Setelah sempat teronggok selama 18 tahun dan terkena banjir bandang, untuk pertama kalinya film KANTATA TAKWA ini akan ditayangkan kepada khalayak luas mulai tanggal 26 September - 4 Oktober 2008 di jaringan bioskop BLITZ Megaplex (Grand Indonesia JAKARTA dan Paris Van Java BANDUNG).

Sebuah mahakarya mengagumkan yang seharusnya ditonton pula oleh SBY, JK beserta para jajaran menterinya. Sudah sepatutnya mereka menangis saat menyaksikannya, bahkan harus lebih termehek-mehek dari tangisan gombal di Ayat-Ayat Cinta. Harus menangis karena selama 18 tahun lamanya negara sial ini ternyata tak pernah benar-benar beranjak keluar dari masalah-masalah lama yang itu-itu saja!

Intinya, benamkan pantat Anda di sofa empuk bioskop sekarang juga atau mati saja sekarang juga (jika melewatkannya)!

Don’t Miss It…

KANTATA TAKWA : THE MOVIE
26 September – 4 Oktober 2008
@ Blitz Megaplex (sumber : wenz rawk)
---------------------------------------------------------------------------------------------------------





Kantata Takwa adalah teater yang difilmkan.
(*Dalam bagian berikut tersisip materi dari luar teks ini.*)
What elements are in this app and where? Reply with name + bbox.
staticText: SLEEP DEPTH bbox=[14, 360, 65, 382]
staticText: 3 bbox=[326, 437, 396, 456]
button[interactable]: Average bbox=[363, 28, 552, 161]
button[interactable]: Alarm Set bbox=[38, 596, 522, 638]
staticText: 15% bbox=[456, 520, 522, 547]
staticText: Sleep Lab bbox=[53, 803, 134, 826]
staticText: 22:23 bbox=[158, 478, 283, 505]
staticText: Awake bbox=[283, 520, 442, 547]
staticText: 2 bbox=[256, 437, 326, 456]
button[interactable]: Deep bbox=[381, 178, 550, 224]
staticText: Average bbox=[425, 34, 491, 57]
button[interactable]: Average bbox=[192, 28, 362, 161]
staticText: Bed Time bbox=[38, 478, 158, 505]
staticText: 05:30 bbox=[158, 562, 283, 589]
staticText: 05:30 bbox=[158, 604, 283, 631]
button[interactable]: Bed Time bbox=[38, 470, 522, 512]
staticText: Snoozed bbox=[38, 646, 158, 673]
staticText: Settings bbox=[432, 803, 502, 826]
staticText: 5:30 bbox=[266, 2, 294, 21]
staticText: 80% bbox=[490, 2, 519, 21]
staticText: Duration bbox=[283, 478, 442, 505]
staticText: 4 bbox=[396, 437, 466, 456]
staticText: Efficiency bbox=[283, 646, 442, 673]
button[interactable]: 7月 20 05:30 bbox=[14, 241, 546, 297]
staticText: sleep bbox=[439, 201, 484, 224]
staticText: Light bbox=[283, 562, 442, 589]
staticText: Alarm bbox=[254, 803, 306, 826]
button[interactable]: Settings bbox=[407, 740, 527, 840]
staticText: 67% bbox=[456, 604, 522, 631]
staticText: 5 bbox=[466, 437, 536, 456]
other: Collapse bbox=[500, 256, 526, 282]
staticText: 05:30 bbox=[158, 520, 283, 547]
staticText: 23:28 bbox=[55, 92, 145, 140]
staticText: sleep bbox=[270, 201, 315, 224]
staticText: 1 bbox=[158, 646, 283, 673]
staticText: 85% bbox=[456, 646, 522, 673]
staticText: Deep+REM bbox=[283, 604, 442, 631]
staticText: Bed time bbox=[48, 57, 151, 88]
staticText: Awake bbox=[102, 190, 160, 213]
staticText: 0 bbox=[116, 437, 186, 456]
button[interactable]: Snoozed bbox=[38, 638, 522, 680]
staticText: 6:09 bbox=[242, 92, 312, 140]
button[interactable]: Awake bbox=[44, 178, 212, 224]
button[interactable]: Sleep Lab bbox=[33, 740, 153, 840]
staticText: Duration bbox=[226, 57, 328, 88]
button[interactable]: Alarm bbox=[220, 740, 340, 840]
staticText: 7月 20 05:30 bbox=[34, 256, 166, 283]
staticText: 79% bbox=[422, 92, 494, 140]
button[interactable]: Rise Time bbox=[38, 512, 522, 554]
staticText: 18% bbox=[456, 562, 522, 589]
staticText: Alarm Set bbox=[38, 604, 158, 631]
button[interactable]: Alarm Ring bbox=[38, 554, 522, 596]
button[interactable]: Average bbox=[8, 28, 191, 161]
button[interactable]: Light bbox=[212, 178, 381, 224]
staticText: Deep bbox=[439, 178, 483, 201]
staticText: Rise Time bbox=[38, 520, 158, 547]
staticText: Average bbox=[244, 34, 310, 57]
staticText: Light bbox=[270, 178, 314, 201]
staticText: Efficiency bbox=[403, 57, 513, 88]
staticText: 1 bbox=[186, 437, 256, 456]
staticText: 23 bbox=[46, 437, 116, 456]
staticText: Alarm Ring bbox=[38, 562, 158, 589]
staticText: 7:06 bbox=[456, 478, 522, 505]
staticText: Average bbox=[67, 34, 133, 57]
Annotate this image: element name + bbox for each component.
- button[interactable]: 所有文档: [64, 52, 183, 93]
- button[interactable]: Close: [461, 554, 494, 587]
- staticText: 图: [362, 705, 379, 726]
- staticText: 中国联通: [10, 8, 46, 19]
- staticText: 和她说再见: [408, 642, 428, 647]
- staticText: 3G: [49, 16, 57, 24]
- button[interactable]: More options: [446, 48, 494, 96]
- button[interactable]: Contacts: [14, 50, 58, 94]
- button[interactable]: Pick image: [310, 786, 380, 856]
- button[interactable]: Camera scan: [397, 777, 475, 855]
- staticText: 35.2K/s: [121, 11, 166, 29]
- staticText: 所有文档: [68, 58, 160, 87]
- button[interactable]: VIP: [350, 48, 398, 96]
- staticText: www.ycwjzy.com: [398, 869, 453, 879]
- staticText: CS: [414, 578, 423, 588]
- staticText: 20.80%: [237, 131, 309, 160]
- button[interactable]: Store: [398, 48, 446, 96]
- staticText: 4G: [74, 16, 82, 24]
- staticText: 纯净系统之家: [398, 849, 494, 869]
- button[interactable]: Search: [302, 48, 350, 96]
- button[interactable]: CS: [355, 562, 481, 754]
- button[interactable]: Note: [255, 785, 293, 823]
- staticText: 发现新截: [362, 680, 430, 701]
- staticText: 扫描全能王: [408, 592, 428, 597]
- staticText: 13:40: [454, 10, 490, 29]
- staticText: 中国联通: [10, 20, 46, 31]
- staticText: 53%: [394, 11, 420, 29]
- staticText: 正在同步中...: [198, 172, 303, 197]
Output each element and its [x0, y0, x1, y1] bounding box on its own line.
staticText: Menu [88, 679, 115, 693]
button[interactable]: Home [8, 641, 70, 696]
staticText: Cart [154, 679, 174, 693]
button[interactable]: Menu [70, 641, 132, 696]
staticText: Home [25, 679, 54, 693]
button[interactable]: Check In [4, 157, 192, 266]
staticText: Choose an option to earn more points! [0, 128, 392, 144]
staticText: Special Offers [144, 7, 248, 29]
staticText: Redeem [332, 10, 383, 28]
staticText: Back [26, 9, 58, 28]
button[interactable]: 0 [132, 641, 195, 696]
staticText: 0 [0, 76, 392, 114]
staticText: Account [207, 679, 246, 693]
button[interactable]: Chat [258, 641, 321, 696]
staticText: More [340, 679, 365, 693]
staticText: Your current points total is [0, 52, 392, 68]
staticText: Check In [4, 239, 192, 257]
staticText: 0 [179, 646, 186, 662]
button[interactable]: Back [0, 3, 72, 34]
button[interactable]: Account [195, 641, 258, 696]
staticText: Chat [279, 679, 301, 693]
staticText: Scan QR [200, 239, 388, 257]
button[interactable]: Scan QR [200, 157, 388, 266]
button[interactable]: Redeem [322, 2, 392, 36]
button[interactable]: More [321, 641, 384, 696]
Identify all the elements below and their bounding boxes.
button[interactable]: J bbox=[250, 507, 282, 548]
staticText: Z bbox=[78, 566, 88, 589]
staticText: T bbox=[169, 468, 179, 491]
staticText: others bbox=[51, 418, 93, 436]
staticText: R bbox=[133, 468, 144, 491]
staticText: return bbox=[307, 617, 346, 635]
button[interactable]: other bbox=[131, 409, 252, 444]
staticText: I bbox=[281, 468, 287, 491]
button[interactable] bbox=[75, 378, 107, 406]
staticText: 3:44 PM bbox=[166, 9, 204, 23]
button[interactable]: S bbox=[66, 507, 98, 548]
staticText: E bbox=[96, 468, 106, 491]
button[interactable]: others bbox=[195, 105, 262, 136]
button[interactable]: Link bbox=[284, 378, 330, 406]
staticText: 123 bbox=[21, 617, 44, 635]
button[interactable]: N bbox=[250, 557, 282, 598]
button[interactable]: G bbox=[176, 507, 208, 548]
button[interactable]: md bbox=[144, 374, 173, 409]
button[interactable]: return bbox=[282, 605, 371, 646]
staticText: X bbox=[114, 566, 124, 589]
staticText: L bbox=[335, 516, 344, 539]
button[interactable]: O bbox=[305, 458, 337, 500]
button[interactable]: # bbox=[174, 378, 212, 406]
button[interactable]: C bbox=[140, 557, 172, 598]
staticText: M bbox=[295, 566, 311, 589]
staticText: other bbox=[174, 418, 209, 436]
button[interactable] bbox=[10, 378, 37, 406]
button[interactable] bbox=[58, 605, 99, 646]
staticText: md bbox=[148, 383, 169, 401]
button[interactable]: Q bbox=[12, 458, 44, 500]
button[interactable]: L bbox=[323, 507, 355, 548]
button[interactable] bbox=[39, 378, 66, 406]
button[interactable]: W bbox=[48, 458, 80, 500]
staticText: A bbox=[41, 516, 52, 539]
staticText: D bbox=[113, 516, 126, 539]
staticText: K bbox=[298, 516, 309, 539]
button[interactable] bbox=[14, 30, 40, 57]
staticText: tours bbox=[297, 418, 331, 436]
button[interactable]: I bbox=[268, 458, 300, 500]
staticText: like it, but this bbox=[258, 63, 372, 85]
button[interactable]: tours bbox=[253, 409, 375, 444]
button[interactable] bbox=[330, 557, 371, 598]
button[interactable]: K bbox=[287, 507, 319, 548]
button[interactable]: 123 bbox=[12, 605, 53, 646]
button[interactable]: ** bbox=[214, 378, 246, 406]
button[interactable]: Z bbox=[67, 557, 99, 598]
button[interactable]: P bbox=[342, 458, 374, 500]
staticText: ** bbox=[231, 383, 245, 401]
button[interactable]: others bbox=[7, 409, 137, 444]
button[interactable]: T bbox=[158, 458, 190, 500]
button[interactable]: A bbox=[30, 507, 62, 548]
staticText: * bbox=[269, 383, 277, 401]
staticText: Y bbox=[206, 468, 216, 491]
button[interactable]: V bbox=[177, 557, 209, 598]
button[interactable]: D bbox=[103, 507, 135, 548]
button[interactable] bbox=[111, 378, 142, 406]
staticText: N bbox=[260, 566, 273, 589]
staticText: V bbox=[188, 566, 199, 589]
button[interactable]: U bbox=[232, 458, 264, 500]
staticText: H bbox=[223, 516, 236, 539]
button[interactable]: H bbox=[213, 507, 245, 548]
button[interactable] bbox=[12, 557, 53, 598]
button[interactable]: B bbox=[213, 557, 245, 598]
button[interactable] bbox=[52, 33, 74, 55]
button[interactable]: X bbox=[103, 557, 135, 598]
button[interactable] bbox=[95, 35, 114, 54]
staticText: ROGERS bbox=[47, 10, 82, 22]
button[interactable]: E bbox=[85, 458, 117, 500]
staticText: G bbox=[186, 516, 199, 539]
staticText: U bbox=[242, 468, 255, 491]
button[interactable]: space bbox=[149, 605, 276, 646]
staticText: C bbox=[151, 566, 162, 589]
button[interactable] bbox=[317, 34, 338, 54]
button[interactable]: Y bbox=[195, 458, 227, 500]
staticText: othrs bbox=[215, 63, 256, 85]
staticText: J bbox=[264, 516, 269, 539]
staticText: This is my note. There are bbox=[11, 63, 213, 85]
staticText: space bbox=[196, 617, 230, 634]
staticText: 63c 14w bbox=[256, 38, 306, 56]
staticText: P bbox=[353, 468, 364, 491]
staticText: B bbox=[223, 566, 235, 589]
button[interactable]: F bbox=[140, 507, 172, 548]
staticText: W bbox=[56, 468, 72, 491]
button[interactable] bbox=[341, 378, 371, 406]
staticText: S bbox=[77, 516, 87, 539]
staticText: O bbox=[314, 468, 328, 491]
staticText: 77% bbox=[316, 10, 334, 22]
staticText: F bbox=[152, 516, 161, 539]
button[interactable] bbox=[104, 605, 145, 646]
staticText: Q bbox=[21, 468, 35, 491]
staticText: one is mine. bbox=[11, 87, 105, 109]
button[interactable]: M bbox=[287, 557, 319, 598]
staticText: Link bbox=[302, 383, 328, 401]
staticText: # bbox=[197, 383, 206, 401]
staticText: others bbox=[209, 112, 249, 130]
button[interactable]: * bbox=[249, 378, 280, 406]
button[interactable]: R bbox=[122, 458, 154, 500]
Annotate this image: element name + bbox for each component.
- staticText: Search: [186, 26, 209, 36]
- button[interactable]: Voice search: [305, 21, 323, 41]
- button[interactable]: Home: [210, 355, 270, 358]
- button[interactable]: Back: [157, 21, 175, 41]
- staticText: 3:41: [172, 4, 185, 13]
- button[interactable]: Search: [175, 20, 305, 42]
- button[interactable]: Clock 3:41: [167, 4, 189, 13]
Semua pesannya, disampaikan sebagian besar lewat teater. Tapi, tenang saja. Bukan tipikal teater yang akan membuat kening orang awam berkerut. Setidaknya, saya sebagai orang awam teater tak berkerut melihat semua adegan film ini. Simbolisasinya digambarkan dengan cukup lugas. Lagipula, di awal film ditulis bahwa ketika film ini dibuat rezim Orde Baru di bawah pimpinan Soeharto sedang berkuasa. Makanya, saya rasa siapapun akan dengan mudah menangkap maksud yang ingin disampaikan film ini.

Militer digambarkan dengan sosok orang-orang memakai jas hujan, memakai masker, serta membawa senjata. Mereka menyiksa. Membunuh. Dan pada akhirnya, mereka dikejar massa yang kemarahannya memuncak.

Selain adegan teatrikal yang dipentaskan oleh Bengkel Teater Rendra, film ini menggabungkan dokumentasi pementasan konser Kantata Takwa, dan semacam wawancara singkat dengan para personel Kantata Takwa: Iwan Fals, Sawung Jabo, WS Rendra, Yockie Suryoprayogo, dan Setiawan Djody. Masing-masing menjelaskan definisi Takwa menurut mereka. Di sini ada adegan Yockie bermain piano di atas mobil, mengelilingi kota yang mengingatkan pada adegan Vanessa Carlton di video klipnya. Hanya saja, ini dibuat beberapa belas tahun lebih awal.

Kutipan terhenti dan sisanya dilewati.